= Slice, Inc. =

American manufacturer of cutting tools

Slice Inc. was founded by T.J. Scimone in 2008 and is headquartered in Miami, Florida. The company mostly manufactures small hand-held cutting tools, including box-cutters, knives, and scissors.

==History==

Slice began as a product-design firm specializing in housewares and "developing ultramodern interpretations of kitchen staples like vegetable peelers and cheese graters." The company was successful in a "pocket-size ceramic blade" for opening packages and other shrink-wrapped items," according to Entrepreneur magazine, so "Scimone pivoted, vowing to make common tools like box cutters . . . both sleeker and safer." The company's products are now available at retailers that include Michaels Stores and The Container Store, along with office-supply vendors."

==Products==
Some of the products manufactured by Slice Inc. are:

Ceramic-Blade Box Cutter, made in two versions – one a manual, three-position and the other an auto-retract.

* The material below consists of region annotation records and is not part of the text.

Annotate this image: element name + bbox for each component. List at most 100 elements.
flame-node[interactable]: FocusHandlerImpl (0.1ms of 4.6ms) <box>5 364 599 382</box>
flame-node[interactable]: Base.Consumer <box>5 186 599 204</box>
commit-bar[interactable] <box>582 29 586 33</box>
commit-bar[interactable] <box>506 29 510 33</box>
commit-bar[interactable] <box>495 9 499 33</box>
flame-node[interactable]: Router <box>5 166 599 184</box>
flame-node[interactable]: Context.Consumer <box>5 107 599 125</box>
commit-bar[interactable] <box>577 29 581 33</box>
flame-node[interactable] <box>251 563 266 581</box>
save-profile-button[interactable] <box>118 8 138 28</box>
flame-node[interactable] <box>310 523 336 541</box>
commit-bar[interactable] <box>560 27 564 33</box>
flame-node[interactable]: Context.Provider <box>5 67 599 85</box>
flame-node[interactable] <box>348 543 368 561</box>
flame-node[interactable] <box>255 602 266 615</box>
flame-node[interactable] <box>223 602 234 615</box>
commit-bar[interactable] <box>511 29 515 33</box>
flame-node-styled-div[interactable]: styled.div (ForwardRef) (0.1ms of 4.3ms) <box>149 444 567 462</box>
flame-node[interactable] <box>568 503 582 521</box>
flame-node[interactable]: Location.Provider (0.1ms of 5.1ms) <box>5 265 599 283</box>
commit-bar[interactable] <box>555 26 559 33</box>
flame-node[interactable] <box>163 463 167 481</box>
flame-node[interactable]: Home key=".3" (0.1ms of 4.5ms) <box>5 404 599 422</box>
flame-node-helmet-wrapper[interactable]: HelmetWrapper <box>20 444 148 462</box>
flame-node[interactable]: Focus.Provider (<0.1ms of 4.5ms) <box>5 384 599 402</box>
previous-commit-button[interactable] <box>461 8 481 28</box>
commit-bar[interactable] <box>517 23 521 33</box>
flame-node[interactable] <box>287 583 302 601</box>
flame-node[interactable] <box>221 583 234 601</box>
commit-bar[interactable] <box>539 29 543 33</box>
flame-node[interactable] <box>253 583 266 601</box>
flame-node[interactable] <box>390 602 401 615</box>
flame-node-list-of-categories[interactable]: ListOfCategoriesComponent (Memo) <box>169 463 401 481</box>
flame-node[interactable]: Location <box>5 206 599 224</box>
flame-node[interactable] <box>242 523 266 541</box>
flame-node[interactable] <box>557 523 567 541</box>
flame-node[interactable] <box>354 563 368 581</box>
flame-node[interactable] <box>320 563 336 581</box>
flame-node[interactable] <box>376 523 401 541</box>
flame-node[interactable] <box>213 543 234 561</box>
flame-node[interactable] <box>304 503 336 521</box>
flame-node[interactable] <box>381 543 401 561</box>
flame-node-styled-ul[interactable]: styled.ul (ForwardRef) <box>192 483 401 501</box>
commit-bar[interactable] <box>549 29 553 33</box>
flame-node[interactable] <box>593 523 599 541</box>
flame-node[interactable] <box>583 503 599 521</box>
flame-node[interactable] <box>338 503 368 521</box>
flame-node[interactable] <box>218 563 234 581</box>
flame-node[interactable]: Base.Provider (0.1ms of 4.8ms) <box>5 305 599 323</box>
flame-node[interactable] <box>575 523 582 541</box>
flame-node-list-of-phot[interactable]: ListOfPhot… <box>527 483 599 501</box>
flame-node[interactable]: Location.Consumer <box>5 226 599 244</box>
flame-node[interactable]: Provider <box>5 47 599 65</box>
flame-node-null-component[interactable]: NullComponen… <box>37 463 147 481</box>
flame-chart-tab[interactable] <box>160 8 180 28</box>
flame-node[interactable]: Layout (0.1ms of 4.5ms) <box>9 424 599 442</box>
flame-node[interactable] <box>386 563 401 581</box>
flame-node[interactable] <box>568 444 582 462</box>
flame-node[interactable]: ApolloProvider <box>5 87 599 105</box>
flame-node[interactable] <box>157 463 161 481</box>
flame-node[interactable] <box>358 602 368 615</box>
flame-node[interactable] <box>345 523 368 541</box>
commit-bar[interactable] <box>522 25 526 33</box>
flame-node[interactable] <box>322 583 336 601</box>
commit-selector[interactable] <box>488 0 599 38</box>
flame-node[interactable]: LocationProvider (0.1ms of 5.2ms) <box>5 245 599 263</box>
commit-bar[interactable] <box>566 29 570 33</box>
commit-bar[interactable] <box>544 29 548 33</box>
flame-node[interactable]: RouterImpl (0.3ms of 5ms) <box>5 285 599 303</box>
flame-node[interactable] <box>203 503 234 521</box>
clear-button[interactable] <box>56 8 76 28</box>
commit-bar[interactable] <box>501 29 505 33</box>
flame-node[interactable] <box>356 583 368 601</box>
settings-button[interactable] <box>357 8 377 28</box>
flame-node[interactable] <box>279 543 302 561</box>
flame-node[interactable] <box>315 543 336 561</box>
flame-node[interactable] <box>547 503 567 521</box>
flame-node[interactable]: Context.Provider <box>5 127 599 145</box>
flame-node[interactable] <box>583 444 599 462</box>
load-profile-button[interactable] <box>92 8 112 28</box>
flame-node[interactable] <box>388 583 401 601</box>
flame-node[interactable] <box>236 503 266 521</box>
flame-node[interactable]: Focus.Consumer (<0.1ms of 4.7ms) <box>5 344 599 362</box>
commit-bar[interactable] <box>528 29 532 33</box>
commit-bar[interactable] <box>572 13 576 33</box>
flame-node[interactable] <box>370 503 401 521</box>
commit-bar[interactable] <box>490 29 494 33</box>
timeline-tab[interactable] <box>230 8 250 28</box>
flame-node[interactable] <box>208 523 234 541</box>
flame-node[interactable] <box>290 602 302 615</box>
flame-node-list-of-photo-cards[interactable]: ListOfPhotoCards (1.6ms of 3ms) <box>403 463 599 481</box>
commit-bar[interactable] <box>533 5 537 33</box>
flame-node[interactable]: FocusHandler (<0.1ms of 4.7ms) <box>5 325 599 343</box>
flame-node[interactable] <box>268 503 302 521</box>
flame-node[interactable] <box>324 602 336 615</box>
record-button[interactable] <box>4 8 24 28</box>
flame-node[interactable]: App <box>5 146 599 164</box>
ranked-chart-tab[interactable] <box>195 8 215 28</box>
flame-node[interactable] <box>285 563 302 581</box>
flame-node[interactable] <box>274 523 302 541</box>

The former was a winner of the Red Dot Design Award for tools in 2011, with its double-sided ceramic blade featuring a rounded tip.

Precision Cutter. Winner of the Good Design Award of the Chicago Athenaeum Museum of Architecture and Design in 2008, the cutter was designed by Karim Rashid, a "designer partner" within Slice. It has "a zirconium-oxide-based micro-ceramic blade that lasts longer than traditional steel blades and never rusts."